2. **Zero Fraud Approval**: In the baseline condition, 13-14% of humans approved fraudulent investments, while all LLMs had 0% approval.
3. **Humans More Prone to Compromise Under Pressure**: Under pressure, the probability of humans suppressing warnings was 2-4 times that of the baseline, while AI was almost unaffected.
4. **Extremely Low Approval Reversal Rate**: In over 3000 dialogues, approval reversals were less than 3 times (<0.3%), and AI maintained a high level of consistency.

## In-depth Analysis: Four Factors for AI's Better Performance

1. **Breadth of Training Data**: Massive text training covers fraud cases and regulatory documents, identifying fraud signals that humans ignore.
2. **No Emotional Involvement**: Not affected by emotional factors such as 'not wanting to disappoint customers' or 'avoiding social conflicts', making purely factual judgments.
3. **Consistent Decision-Making Standards**: No interference from fatigue or emotional fluctuations, leading to stable decisions.
4. **Reinforced Safety Training**: Specialized safety training (rejecting harmful requests, identifying risks) is effective in financial fraud scenarios.

## Practical Implications: Insights for Multiple Stakeholders

### Financial Regulation
- AI can serve as a 'second opinion' for human advisors to reduce fraud risks;
- Mandatory AI screening in high-risk scenarios;
- Incorporate the positive role of AI into regulatory frameworks.
### Financial Institutions
- Integrate AI risk assessment into service processes;
- Train human advisors to learn AI's 'uncompromising' spirit;
- Establish a human-AI collaboration model (AI accuracy + human emotional intelligence).
### Ordinary Investors
- AI advice is more reliable than friends (does not hide risks);
- Need to note AI's limitations (no latest information, lack of personalized planning).
### AI Developers
- Maintain existing safety training;
- Be alert to overconfidence and continuously monitor actual performance.
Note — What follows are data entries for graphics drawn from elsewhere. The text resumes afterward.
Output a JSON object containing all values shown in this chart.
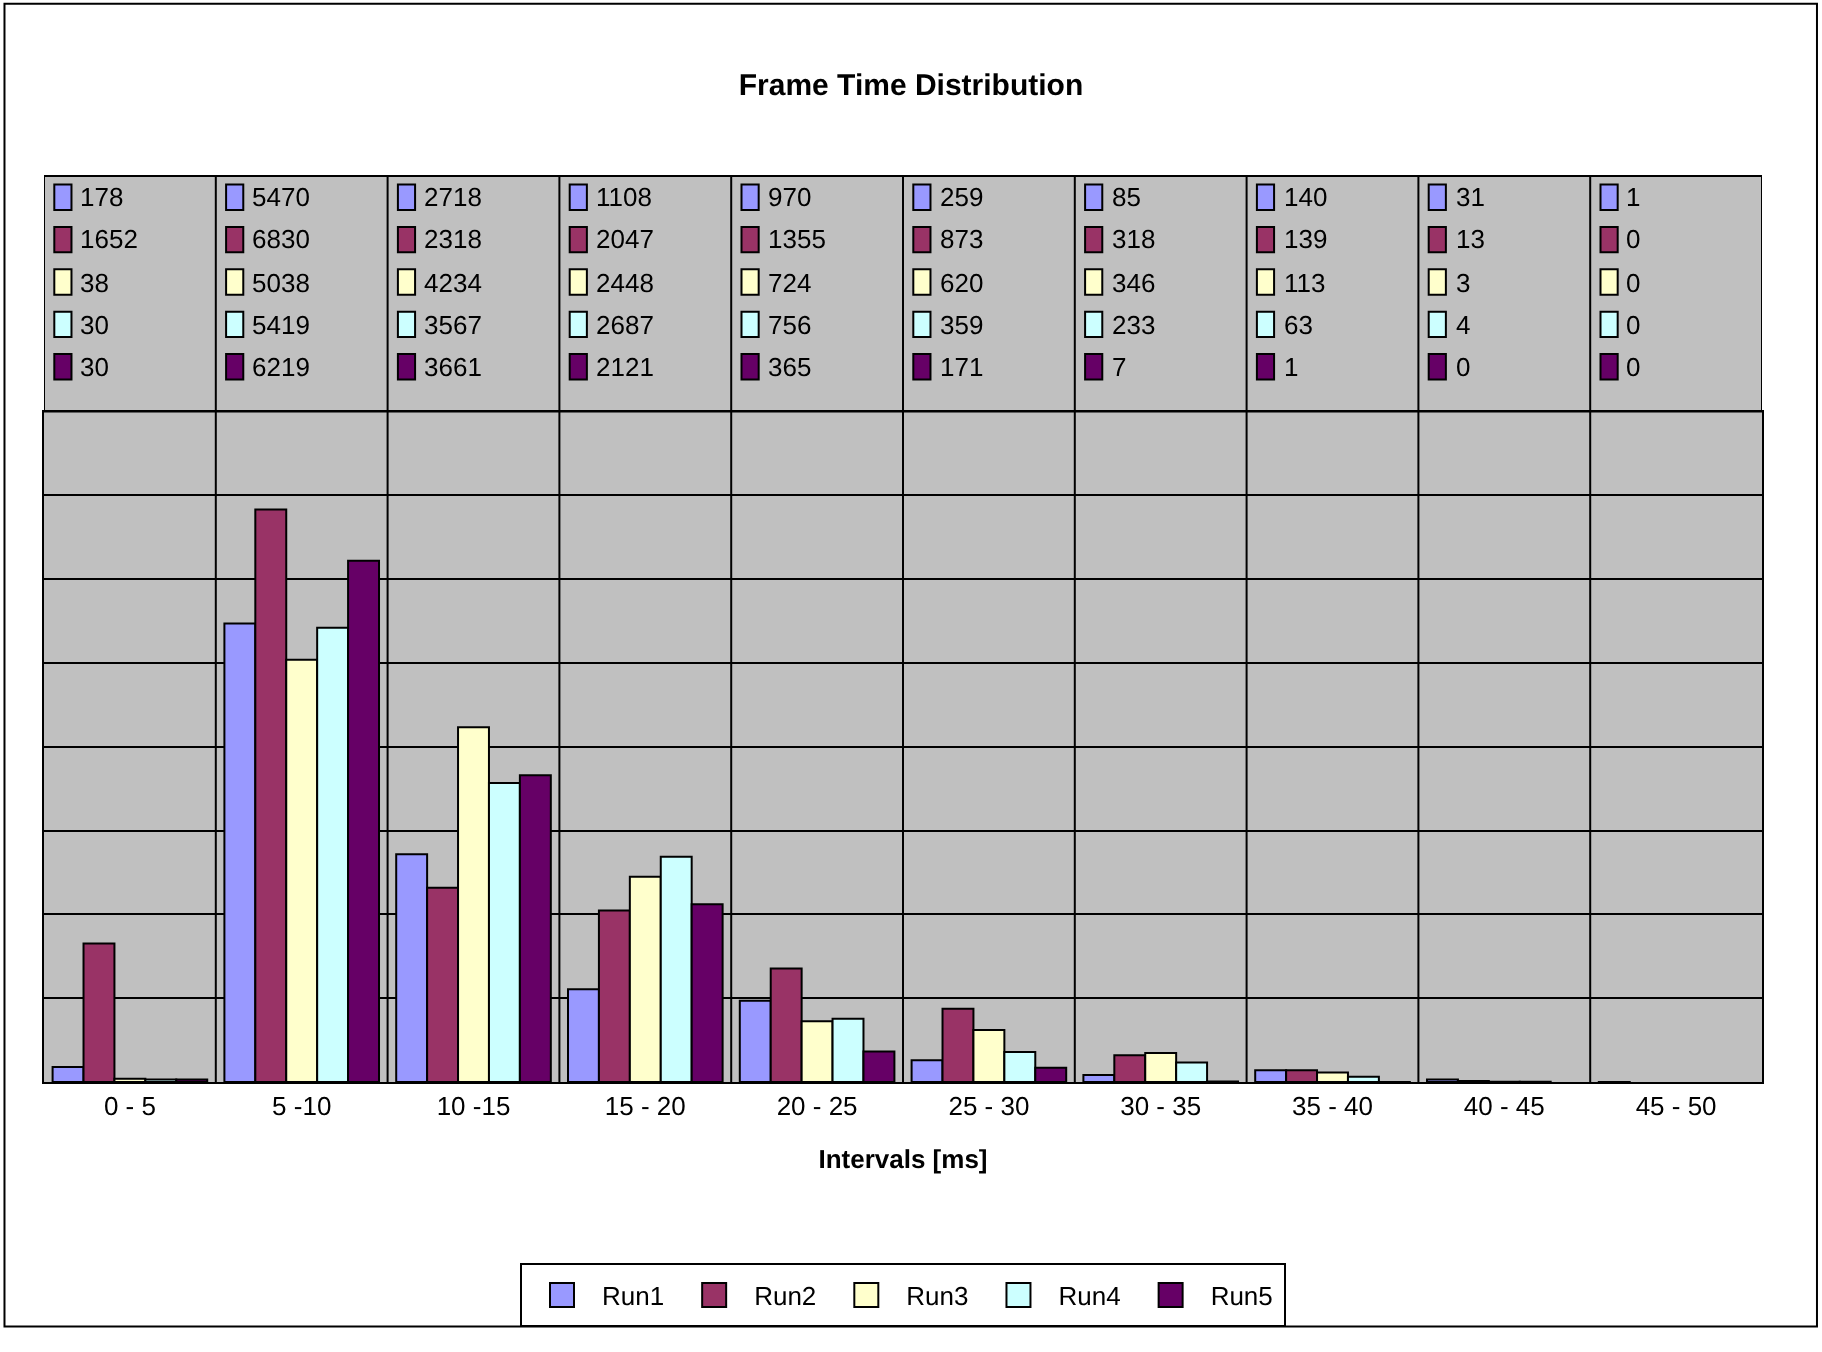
{
  "chart_data": {
    "type": "bar",
    "title": "Frame Time Distribution",
    "xlabel": "Intervals [ms]",
    "categories": [
      "0 - 5",
      "5 -10",
      "10 -15",
      "15 - 20",
      "20 - 25",
      "25 - 30",
      "30 - 35",
      "35 - 40",
      "40 - 45",
      "45 - 50"
    ],
    "series": [
      {
        "name": "Run1",
        "color": "#9999ff",
        "values": [
          178,
          5470,
          2718,
          1108,
          970,
          259,
          85,
          140,
          31,
          1
        ]
      },
      {
        "name": "Run2",
        "color": "#993366",
        "values": [
          1652,
          6830,
          2318,
          2047,
          1355,
          873,
          318,
          139,
          13,
          0
        ]
      },
      {
        "name": "Run3",
        "color": "#ffffcc",
        "values": [
          38,
          5038,
          4234,
          2448,
          724,
          620,
          346,
          113,
          3,
          0
        ]
      },
      {
        "name": "Run4",
        "color": "#ccffff",
        "values": [
          30,
          5419,
          3567,
          2687,
          756,
          359,
          233,
          63,
          4,
          0
        ]
      },
      {
        "name": "Run5",
        "color": "#660066",
        "values": [
          30,
          6219,
          3661,
          2121,
          365,
          171,
          7,
          1,
          0,
          0
        ]
      }
    ],
    "ylim": [
      0,
      8000
    ],
    "yticks": [
      {
        "value": 0,
        "label": null
      },
      {
        "value": 1000,
        "label": null
      },
      {
        "value": 2000,
        "label": null
      },
      {
        "value": 3000,
        "label": null
      },
      {
        "value": 4000,
        "label": null
      },
      {
        "value": 5000,
        "label": null
      },
      {
        "value": 6000,
        "label": null
      },
      {
        "value": 7000,
        "label": null
      },
      {
        "value": 8000,
        "label": null
      }
    ],
    "tick_labels": "x",
    "grid": true,
    "legend": "bottom",
    "data_labels": true
  }
}
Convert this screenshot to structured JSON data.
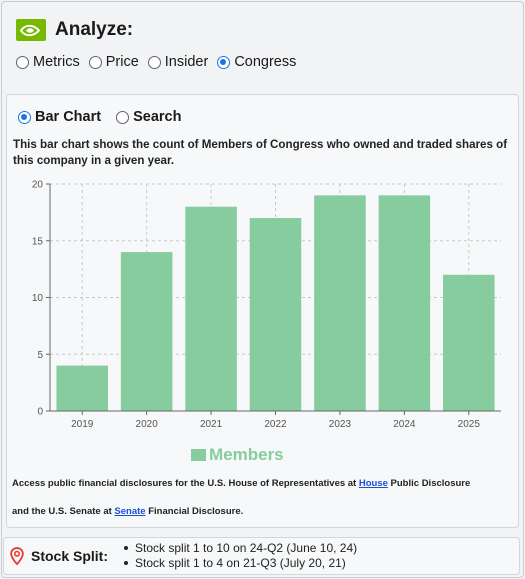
{
  "header": {
    "title": "Analyze:"
  },
  "views": {
    "options": [
      "Metrics",
      "Price",
      "Insider",
      "Congress"
    ],
    "selected": "Congress"
  },
  "panel": {
    "modes": [
      "Bar Chart",
      "Search"
    ],
    "selected_mode": "Bar Chart",
    "description": "This bar chart shows the count of Members of Congress who owned and traded shares of this company in a given year."
  },
  "chart_data": {
    "type": "bar",
    "categories": [
      "2019",
      "2020",
      "2021",
      "2022",
      "2023",
      "2024",
      "2025"
    ],
    "series": [
      {
        "name": "Members",
        "values": [
          4,
          14,
          18,
          17,
          19,
          19,
          12
        ]
      }
    ],
    "ylim": [
      0,
      20
    ],
    "yticks": [
      0,
      5,
      10,
      15,
      20
    ],
    "grid": true,
    "legend": "bottom",
    "bar_color": "#86cc9e"
  },
  "disclosure": {
    "house_prefix": "Access public financial disclosures for the U.S. House of Representatives at",
    "house_link": "House",
    "house_suffix": "Public Disclosure",
    "senate_prefix": "and the U.S. Senate at",
    "senate_link": "Senate",
    "senate_suffix": "Financial Disclosure."
  },
  "stock_split": {
    "label": "Stock Split:",
    "items": [
      "Stock split 1 to 10 on 24-Q2 (June 10, 24)",
      "Stock split 1 to 4 on 21-Q3 (July 20, 21)"
    ]
  },
  "colors": {
    "accent": "#1a73e8",
    "brand": "#76b900",
    "link": "#1a4fd6",
    "pin": "#e53935"
  }
}
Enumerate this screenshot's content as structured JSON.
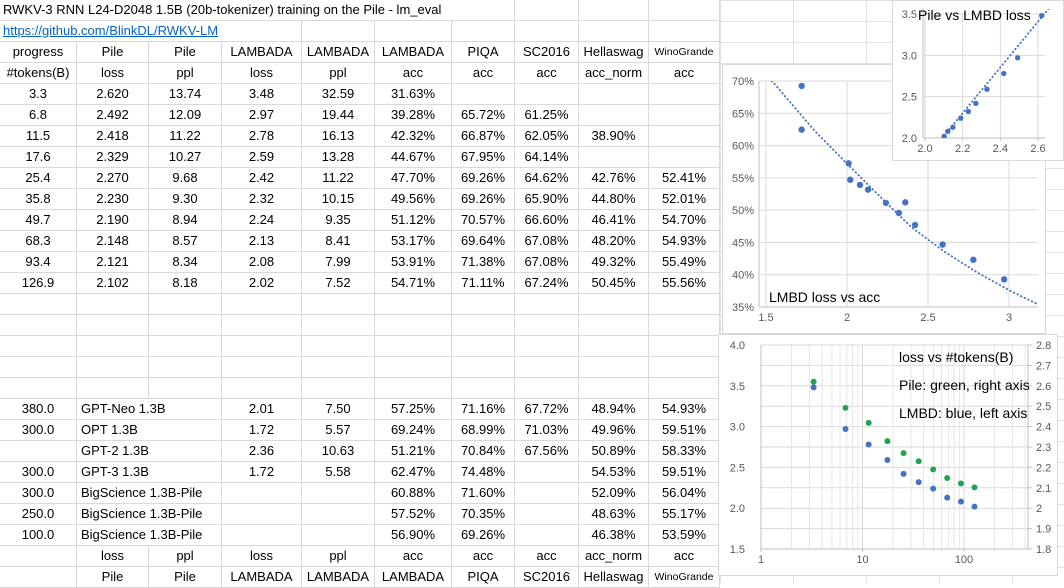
{
  "sheet": {
    "title": "RWKV-3 RNN L24-D2048 1.5B (20b-tokenizer) training on the Pile - lm_eval",
    "link": "https://github.com/BlinkDL/RWKV-LM"
  },
  "colors": {
    "link_blue": "#0563C1",
    "marker_blue": "#4472C4",
    "marker_green": "#21A352",
    "tick_label": "#595959",
    "chart_grid": "#DADADA",
    "axis_line": "#BFBFBF",
    "sheet_grid": "#D9D9D9"
  },
  "table": {
    "header_row1": [
      "progress",
      "Pile",
      "Pile",
      "LAMBADA",
      "LAMBADA",
      "LAMBADA",
      "PIQA",
      "SC2016",
      "Hellaswag",
      "WinoGrande"
    ],
    "header_row2": [
      "#tokens(B)",
      "loss",
      "ppl",
      "loss",
      "ppl",
      "acc",
      "acc",
      "acc",
      "acc_norm",
      "acc"
    ],
    "rwkv_rows": [
      [
        "3.3",
        "2.620",
        "13.74",
        "3.48",
        "32.59",
        "31.63%",
        "",
        "",
        "",
        ""
      ],
      [
        "6.8",
        "2.492",
        "12.09",
        "2.97",
        "19.44",
        "39.28%",
        "65.72%",
        "61.25%",
        "",
        ""
      ],
      [
        "11.5",
        "2.418",
        "11.22",
        "2.78",
        "16.13",
        "42.32%",
        "66.87%",
        "62.05%",
        "38.90%",
        ""
      ],
      [
        "17.6",
        "2.329",
        "10.27",
        "2.59",
        "13.28",
        "44.67%",
        "67.95%",
        "64.14%",
        "",
        ""
      ],
      [
        "25.4",
        "2.270",
        "9.68",
        "2.42",
        "11.22",
        "47.70%",
        "69.26%",
        "64.62%",
        "42.76%",
        "52.41%"
      ],
      [
        "35.8",
        "2.230",
        "9.30",
        "2.32",
        "10.15",
        "49.56%",
        "69.26%",
        "65.90%",
        "44.80%",
        "52.01%"
      ],
      [
        "49.7",
        "2.190",
        "8.94",
        "2.24",
        "9.35",
        "51.12%",
        "70.57%",
        "66.60%",
        "46.41%",
        "54.70%"
      ],
      [
        "68.3",
        "2.148",
        "8.57",
        "2.13",
        "8.41",
        "53.17%",
        "69.64%",
        "67.08%",
        "48.20%",
        "54.93%"
      ],
      [
        "93.4",
        "2.121",
        "8.34",
        "2.08",
        "7.99",
        "53.91%",
        "71.38%",
        "67.08%",
        "49.32%",
        "55.49%"
      ],
      [
        "126.9",
        "2.102",
        "8.18",
        "2.02",
        "7.52",
        "54.71%",
        "71.11%",
        "67.24%",
        "50.45%",
        "55.56%"
      ]
    ],
    "blank_rows": 5,
    "model_rows": [
      [
        "380.0",
        "GPT-Neo 1.3B",
        "",
        "2.01",
        "7.50",
        "57.25%",
        "71.16%",
        "67.72%",
        "48.94%",
        "54.93%"
      ],
      [
        "300.0",
        "OPT 1.3B",
        "",
        "1.72",
        "5.57",
        "69.24%",
        "68.99%",
        "71.03%",
        "49.96%",
        "59.51%"
      ],
      [
        "",
        "GPT-2 1.3B",
        "",
        "2.36",
        "10.63",
        "51.21%",
        "70.84%",
        "67.56%",
        "50.89%",
        "58.33%"
      ],
      [
        "300.0",
        "GPT-3 1.3B",
        "",
        "1.72",
        "5.58",
        "62.47%",
        "74.48%",
        "",
        "54.53%",
        "59.51%"
      ],
      [
        "300.0",
        "BigScience 1.3B-Pile",
        "",
        "",
        "",
        "60.88%",
        "71.60%",
        "",
        "52.09%",
        "56.04%"
      ],
      [
        "250.0",
        "BigScience 1.3B-Pile",
        "",
        "",
        "",
        "57.52%",
        "70.35%",
        "",
        "48.63%",
        "55.17%"
      ],
      [
        "100.0",
        "BigScience 1.3B-Pile",
        "",
        "",
        "",
        "56.90%",
        "69.26%",
        "",
        "46.38%",
        "53.59%"
      ]
    ],
    "footer_row1": [
      "",
      "loss",
      "ppl",
      "loss",
      "ppl",
      "acc",
      "acc",
      "acc",
      "acc_norm",
      "acc"
    ],
    "footer_row2": [
      "",
      "Pile",
      "Pile",
      "LAMBADA",
      "LAMBADA",
      "LAMBADA",
      "PIQA",
      "SC2016",
      "Hellaswag",
      "WinoGrande"
    ]
  },
  "chart_data": [
    {
      "name": "pile-vs-lmbd-loss",
      "type": "scatter",
      "title": "Pile vs LMBD loss",
      "xlim": [
        1.99,
        2.64
      ],
      "ylim": [
        2.0,
        3.5
      ],
      "xticks": [
        {
          "v": 2.0,
          "l": "2.0"
        },
        {
          "v": 2.2,
          "l": "2.2"
        },
        {
          "v": 2.4,
          "l": "2.4"
        },
        {
          "v": 2.6,
          "l": "2.6"
        }
      ],
      "yticks": [
        {
          "v": 2.0,
          "l": "2.0"
        },
        {
          "v": 2.5,
          "l": "2.5"
        },
        {
          "v": 3.0,
          "l": "3.0"
        },
        {
          "v": 3.5,
          "l": "3.5"
        }
      ],
      "points": [
        [
          2.102,
          2.02
        ],
        [
          2.121,
          2.08
        ],
        [
          2.148,
          2.13
        ],
        [
          2.19,
          2.24
        ],
        [
          2.23,
          2.32
        ],
        [
          2.27,
          2.42
        ],
        [
          2.329,
          2.59
        ],
        [
          2.418,
          2.78
        ],
        [
          2.492,
          2.97
        ],
        [
          2.62,
          3.48
        ]
      ],
      "trend": [
        [
          2.088,
          1.99
        ],
        [
          2.655,
          3.56
        ]
      ],
      "marker_color": "#4472C4",
      "grid": true,
      "legend": "none"
    },
    {
      "name": "lmbd-loss-vs-acc",
      "type": "scatter",
      "title": "LMBD loss vs acc",
      "xlim": [
        1.457,
        3.22
      ],
      "ylim": [
        35,
        70
      ],
      "xticks": [
        {
          "v": 1.5,
          "l": "1.5"
        },
        {
          "v": 2,
          "l": "2"
        },
        {
          "v": 2.5,
          "l": "2.5"
        },
        {
          "v": 3,
          "l": "3"
        }
      ],
      "yticks": [
        {
          "v": 35,
          "l": "35%"
        },
        {
          "v": 40,
          "l": "40%"
        },
        {
          "v": 45,
          "l": "45%"
        },
        {
          "v": 50,
          "l": "50%"
        },
        {
          "v": 55,
          "l": "55%"
        },
        {
          "v": 60,
          "l": "60%"
        },
        {
          "v": 65,
          "l": "65%"
        },
        {
          "v": 70,
          "l": "70%"
        }
      ],
      "points": [
        [
          3.48,
          31.63
        ],
        [
          2.97,
          39.28
        ],
        [
          2.78,
          42.32
        ],
        [
          2.59,
          44.67
        ],
        [
          2.42,
          47.7
        ],
        [
          2.32,
          49.56
        ],
        [
          2.24,
          51.12
        ],
        [
          2.13,
          53.17
        ],
        [
          2.08,
          53.91
        ],
        [
          2.02,
          54.71
        ],
        [
          2.01,
          57.25
        ],
        [
          1.72,
          69.24
        ],
        [
          2.36,
          51.21
        ],
        [
          1.72,
          62.47
        ]
      ],
      "trend": [
        [
          1.52,
          70.5
        ],
        [
          1.8,
          62.3
        ],
        [
          2.0,
          57.2
        ],
        [
          2.2,
          52.2
        ],
        [
          2.4,
          47.3
        ],
        [
          2.6,
          43.6
        ],
        [
          2.8,
          40.4
        ],
        [
          3.0,
          37.6
        ],
        [
          3.22,
          34.9
        ]
      ],
      "marker_color": "#4472C4",
      "grid": true,
      "legend": "none"
    },
    {
      "name": "loss-vs-tokens",
      "type": "scatter",
      "x_log": true,
      "legend_lines": [
        "loss vs #tokens(B)",
        "Pile: green, right axis",
        "LMBD: blue, left axis"
      ],
      "x": [
        3.3,
        6.8,
        11.5,
        17.6,
        25.4,
        35.8,
        49.7,
        68.3,
        93.4,
        126.9
      ],
      "series": [
        {
          "name": "Pile",
          "axis": "right",
          "color": "#21A352",
          "values": [
            2.62,
            2.492,
            2.418,
            2.329,
            2.27,
            2.23,
            2.19,
            2.148,
            2.121,
            2.102
          ]
        },
        {
          "name": "LMBD",
          "axis": "left",
          "color": "#4472C4",
          "values": [
            3.48,
            2.97,
            2.78,
            2.59,
            2.42,
            2.32,
            2.24,
            2.13,
            2.08,
            2.02
          ]
        }
      ],
      "xlim": [
        1,
        427
      ],
      "left_ylim": [
        1.5,
        4.0
      ],
      "right_ylim": [
        1.8,
        2.8
      ],
      "xticks": [
        {
          "v": 1,
          "l": "1"
        },
        {
          "v": 10,
          "l": "10"
        },
        {
          "v": 100,
          "l": "100"
        }
      ],
      "left_yticks": [
        {
          "v": 1.5,
          "l": "1.5"
        },
        {
          "v": 2.0,
          "l": "2.0"
        },
        {
          "v": 2.5,
          "l": "2.5"
        },
        {
          "v": 3.0,
          "l": "3.0"
        },
        {
          "v": 3.5,
          "l": "3.5"
        },
        {
          "v": 4.0,
          "l": "4.0"
        }
      ],
      "right_yticks": [
        {
          "v": 1.8,
          "l": "1.8"
        },
        {
          "v": 1.9,
          "l": "1.9"
        },
        {
          "v": 2.0,
          "l": "2"
        },
        {
          "v": 2.1,
          "l": "2.1"
        },
        {
          "v": 2.2,
          "l": "2.2"
        },
        {
          "v": 2.3,
          "l": "2.3"
        },
        {
          "v": 2.4,
          "l": "2.4"
        },
        {
          "v": 2.5,
          "l": "2.5"
        },
        {
          "v": 2.6,
          "l": "2.6"
        },
        {
          "v": 2.7,
          "l": "2.7"
        },
        {
          "v": 2.8,
          "l": "2.8"
        }
      ],
      "grid": true
    }
  ]
}
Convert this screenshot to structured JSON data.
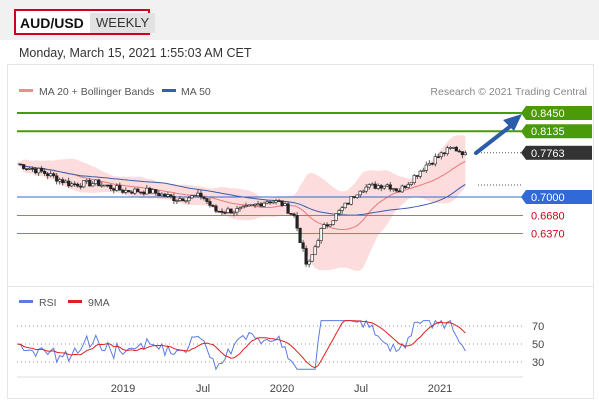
{
  "header": {
    "symbol": "AUD/USD",
    "period": "WEEKLY"
  },
  "timestamp": "Monday, March 15, 2021 1:55:03 AM CET",
  "legend": {
    "ma20": "MA 20 + Bollinger Bands",
    "ma50": "MA 50"
  },
  "copyright": "Research © 2021 Trading Central",
  "colors": {
    "resistance": "#4a9a0a",
    "support": "#e06060",
    "pivot": "#2f6ad6",
    "current": "#333333",
    "arrow": "#2a5ca8",
    "ma20": "#e87a7a",
    "ma50": "#3a5da8",
    "band": "#fbd6d6"
  },
  "price_levels": [
    {
      "value": 0.845,
      "label": "0.8450",
      "kind": "resistance"
    },
    {
      "value": 0.8135,
      "label": "0.8135",
      "kind": "resistance"
    },
    {
      "value": 0.7763,
      "label": "0.7763",
      "kind": "current"
    },
    {
      "value": 0.7,
      "label": "0.7000",
      "kind": "pivot"
    },
    {
      "value": 0.668,
      "label": "0.6680",
      "kind": "support"
    },
    {
      "value": 0.637,
      "label": "0.6370",
      "kind": "support"
    }
  ],
  "rsi_panel": {
    "legend": {
      "rsi": "RSI",
      "ma": "9MA"
    },
    "ticks": [
      70,
      50,
      30
    ],
    "tick_labels": [
      "70",
      "50",
      "30"
    ]
  },
  "x_axis": {
    "labels": [
      "2019",
      "Jul",
      "2020",
      "Jul",
      "2021"
    ]
  },
  "chart_data": {
    "type": "candlestick",
    "title": "AUD/USD WEEKLY",
    "x_labels": [
      "2019",
      "Jul",
      "2020",
      "Jul",
      "2021"
    ],
    "ylim": [
      0.56,
      0.88
    ],
    "close_anchors": [
      [
        "2018-05",
        0.757
      ],
      [
        "2018-07",
        0.742
      ],
      [
        "2018-09",
        0.722
      ],
      [
        "2018-11",
        0.724
      ],
      [
        "2019-01",
        0.711
      ],
      [
        "2019-03",
        0.71
      ],
      [
        "2019-05",
        0.697
      ],
      [
        "2019-07",
        0.702
      ],
      [
        "2019-08",
        0.676
      ],
      [
        "2019-10",
        0.677
      ],
      [
        "2019-12",
        0.694
      ],
      [
        "2020-01",
        0.69
      ],
      [
        "2020-02",
        0.667
      ],
      [
        "2020-03",
        0.576
      ],
      [
        "2020-04",
        0.641
      ],
      [
        "2020-06",
        0.688
      ],
      [
        "2020-07",
        0.715
      ],
      [
        "2020-09",
        0.722
      ],
      [
        "2020-10",
        0.711
      ],
      [
        "2020-12",
        0.755
      ],
      [
        "2021-01",
        0.771
      ],
      [
        "2021-02",
        0.785
      ],
      [
        "2021-03",
        0.776
      ]
    ],
    "rsi_range": [
      30,
      70
    ]
  }
}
## Limitations and Future Research Directions

### Limitations
- Scenarios do not cover new types of fraud or cross-cultural fraud;
- No testing of adversarial attacks;
- No evaluation of 'false positive' misjudgments;
- The responsibility for AI's wrong advice is unclear.
### Future Directions
- Cross-cultural validation;
- Research on long-term interaction scenarios;
- Evaluation of multimodal fraud detection;
- Optimization of the balance between personalization and principles.